Gary Wolstenholme, one of Britain's leading amateurs, failed to qualify for The Open and instead joined the BBC TV commentary team. Last Tuesday, after the dust-up had settled, he went around Carnoustie in 73, finishing with a five after hitting a five wood approach through the green at the 18th.

"Everybody's talking about Van de Velde," Wolstenholme said, "but what about Justin Leonard? He lost the Open twice. He twice took five at the 18th on Sunday. When he hit it into the Burn at the 72nd hole with a three wood, that was a very strange decision, a bad play. If I was him I'd be waking up in a cold sweat.

"As a major winner he was expected to win. When it started to rain I liked Lawrie's chances because he was physically the strongest of the three. I hope what happened to Van de Velde doesn't harm him too much but I think Lawrie is the better player, full stop."

No silver lining

NOBODY won the silver medal for leading amateur because no amateur made the halfway cut. After the second round Luke Donald led the amateurs, but at 14 over par he missed the cut by two after finding water on the 17th and three-putting the 18th.

Donald, an England international and a student at Northwestern University in Chicago, drove home to High Wycombe. "I watched the end on TV and I had to turn away," said cool-hand Luke. "Jean was very stupid. He gave it away. The 18th is not a hard hole to make five. He was trying to be arrogant and impress everyone. Had he played safe nobody would have said anything apart from 'Well done, champion'."

King salute for vanquished

THE ENGLISH caddie Tim King was carrying the bag for Van de Velde until they parted company in Spain in March. "It's so easy to criticise," King said. "But a lot of people have never been in that position. You can play safe and still get into trouble. He had played brilliantly and was looking calm and relaxed.

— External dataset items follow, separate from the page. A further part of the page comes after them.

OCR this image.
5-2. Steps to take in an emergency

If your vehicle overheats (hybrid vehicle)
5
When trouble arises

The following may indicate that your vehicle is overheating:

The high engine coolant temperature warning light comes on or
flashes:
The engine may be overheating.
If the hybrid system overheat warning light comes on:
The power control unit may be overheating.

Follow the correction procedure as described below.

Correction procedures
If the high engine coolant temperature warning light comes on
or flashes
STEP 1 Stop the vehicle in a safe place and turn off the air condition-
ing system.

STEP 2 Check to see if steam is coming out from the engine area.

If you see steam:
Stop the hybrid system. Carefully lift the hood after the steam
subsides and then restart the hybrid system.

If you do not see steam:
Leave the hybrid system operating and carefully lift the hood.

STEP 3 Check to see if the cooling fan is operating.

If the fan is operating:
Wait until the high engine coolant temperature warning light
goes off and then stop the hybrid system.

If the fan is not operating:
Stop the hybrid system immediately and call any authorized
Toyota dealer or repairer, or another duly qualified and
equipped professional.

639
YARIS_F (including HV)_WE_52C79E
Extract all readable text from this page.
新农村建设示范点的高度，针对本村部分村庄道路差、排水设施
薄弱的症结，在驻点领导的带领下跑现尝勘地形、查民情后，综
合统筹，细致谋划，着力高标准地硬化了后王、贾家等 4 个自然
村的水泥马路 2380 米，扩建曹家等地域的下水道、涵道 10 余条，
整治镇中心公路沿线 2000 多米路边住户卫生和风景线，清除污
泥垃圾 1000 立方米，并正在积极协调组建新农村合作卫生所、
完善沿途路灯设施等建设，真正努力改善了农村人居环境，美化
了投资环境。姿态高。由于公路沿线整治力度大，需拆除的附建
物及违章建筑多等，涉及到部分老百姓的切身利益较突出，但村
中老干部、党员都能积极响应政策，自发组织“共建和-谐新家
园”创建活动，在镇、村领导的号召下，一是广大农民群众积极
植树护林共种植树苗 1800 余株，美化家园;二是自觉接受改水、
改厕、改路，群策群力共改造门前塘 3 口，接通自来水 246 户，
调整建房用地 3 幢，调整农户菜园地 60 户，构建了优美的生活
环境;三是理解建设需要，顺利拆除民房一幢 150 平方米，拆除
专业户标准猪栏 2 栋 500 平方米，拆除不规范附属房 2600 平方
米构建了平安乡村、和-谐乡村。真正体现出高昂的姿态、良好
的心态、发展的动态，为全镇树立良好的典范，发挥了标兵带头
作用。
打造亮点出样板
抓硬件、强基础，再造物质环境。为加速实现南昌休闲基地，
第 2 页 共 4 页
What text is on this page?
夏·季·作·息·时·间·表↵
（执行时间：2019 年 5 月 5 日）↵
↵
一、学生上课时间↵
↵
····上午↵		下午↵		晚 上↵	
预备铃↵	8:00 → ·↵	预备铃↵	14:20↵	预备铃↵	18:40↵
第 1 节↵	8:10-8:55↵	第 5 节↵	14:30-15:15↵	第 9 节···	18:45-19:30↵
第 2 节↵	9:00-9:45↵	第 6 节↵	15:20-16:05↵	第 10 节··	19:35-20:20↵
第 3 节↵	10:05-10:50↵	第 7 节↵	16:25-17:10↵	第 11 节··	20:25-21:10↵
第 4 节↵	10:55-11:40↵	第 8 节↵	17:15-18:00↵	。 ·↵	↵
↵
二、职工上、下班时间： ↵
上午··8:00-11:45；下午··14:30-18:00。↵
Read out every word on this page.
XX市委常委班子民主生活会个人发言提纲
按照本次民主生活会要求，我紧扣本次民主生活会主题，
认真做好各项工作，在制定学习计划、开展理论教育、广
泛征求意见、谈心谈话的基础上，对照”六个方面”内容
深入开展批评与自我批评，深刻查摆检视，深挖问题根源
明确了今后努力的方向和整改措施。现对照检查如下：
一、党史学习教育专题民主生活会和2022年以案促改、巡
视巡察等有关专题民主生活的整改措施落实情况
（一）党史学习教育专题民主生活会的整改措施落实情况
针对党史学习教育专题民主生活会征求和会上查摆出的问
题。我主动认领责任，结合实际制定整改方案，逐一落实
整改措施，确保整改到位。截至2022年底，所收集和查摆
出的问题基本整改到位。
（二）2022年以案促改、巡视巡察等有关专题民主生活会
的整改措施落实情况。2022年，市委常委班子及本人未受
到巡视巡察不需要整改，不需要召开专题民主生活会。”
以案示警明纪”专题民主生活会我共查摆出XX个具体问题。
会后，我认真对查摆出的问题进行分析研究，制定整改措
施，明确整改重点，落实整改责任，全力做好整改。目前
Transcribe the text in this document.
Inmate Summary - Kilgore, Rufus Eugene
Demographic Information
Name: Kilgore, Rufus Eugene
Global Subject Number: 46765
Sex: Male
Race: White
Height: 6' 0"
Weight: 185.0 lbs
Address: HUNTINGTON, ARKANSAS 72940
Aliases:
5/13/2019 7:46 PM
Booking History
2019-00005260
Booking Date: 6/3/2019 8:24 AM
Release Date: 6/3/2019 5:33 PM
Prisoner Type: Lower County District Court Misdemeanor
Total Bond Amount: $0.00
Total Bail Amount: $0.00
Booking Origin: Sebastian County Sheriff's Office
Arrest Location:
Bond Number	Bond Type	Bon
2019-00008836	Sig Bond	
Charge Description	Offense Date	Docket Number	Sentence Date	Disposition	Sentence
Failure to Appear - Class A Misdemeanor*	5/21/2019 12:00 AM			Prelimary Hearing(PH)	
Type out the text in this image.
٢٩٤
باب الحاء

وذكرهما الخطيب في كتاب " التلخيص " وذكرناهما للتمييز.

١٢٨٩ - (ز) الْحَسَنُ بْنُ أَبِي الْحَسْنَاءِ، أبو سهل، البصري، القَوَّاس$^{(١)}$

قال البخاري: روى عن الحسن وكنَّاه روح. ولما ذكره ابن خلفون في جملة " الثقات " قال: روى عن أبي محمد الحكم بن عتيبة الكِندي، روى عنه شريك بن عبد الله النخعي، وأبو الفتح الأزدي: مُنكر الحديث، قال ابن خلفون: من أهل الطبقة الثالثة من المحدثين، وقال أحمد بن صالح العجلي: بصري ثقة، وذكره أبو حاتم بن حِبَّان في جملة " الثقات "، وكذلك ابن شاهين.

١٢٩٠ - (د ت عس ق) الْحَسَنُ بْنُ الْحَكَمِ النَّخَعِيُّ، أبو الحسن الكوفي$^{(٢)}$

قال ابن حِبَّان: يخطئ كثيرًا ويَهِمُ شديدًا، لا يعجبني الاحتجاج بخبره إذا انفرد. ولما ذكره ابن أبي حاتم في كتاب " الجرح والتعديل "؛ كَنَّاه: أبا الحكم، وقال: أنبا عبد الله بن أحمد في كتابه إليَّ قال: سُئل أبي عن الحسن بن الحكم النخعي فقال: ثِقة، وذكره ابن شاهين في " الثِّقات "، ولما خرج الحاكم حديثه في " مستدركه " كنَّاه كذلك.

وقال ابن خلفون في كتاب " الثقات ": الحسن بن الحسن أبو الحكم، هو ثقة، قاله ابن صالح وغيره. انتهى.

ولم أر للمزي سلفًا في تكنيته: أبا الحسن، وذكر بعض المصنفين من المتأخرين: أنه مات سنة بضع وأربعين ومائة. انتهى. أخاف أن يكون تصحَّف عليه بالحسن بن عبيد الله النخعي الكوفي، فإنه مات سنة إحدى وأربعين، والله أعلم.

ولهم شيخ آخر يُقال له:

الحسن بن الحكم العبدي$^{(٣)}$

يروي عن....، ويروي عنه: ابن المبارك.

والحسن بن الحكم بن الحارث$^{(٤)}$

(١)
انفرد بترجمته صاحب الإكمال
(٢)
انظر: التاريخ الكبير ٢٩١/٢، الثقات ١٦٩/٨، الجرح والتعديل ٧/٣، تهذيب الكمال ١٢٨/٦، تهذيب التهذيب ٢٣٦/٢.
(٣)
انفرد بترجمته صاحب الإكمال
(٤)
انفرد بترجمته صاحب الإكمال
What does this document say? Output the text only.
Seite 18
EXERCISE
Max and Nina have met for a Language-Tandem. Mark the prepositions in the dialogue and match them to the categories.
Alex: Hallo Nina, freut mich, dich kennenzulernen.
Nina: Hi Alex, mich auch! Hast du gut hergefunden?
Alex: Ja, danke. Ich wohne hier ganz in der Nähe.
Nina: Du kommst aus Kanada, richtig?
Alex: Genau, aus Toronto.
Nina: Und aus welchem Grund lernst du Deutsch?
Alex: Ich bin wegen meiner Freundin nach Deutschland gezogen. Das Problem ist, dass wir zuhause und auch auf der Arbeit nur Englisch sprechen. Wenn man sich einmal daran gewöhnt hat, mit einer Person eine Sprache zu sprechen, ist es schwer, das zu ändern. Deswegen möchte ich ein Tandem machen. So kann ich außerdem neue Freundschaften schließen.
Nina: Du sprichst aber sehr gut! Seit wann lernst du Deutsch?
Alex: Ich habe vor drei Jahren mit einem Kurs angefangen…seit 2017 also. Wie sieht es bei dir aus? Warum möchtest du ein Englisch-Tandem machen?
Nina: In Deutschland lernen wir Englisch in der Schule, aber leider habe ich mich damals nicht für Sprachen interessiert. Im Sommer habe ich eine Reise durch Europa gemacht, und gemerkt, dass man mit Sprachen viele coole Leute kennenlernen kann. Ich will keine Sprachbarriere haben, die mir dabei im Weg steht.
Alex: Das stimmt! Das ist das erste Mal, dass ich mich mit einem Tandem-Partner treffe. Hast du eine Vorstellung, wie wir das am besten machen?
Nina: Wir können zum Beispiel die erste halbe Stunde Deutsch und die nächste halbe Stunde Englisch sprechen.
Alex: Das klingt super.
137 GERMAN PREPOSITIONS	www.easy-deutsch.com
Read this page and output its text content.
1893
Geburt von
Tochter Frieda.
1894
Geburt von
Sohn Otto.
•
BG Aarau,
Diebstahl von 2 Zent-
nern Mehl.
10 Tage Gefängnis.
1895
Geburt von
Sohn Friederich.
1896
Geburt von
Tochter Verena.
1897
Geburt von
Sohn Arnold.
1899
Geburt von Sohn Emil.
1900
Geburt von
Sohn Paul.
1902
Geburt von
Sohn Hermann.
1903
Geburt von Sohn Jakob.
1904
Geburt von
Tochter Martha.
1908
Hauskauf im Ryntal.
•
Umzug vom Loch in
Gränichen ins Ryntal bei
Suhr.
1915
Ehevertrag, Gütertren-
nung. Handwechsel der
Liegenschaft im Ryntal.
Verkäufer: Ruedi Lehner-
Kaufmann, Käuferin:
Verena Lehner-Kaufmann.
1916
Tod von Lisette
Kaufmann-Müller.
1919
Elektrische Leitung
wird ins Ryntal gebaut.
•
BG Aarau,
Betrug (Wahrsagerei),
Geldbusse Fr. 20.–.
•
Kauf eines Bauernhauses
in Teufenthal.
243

"It was a nightmare in the end but he was incredibly unlucky. That putt he made on the 18th took tremendous guts. It could make him rather than break him."

There's always the lottery

CHRISTOPHE, Van de Velde's caddie at Carnoustie, claims to have developed a computer software programme that will be more lucrative than 10 per cent of any player's prize money. It is designed to win the "Lotto", France's equivalent of the National Lottery. It is not known whether the figure seven is an integral part of the system.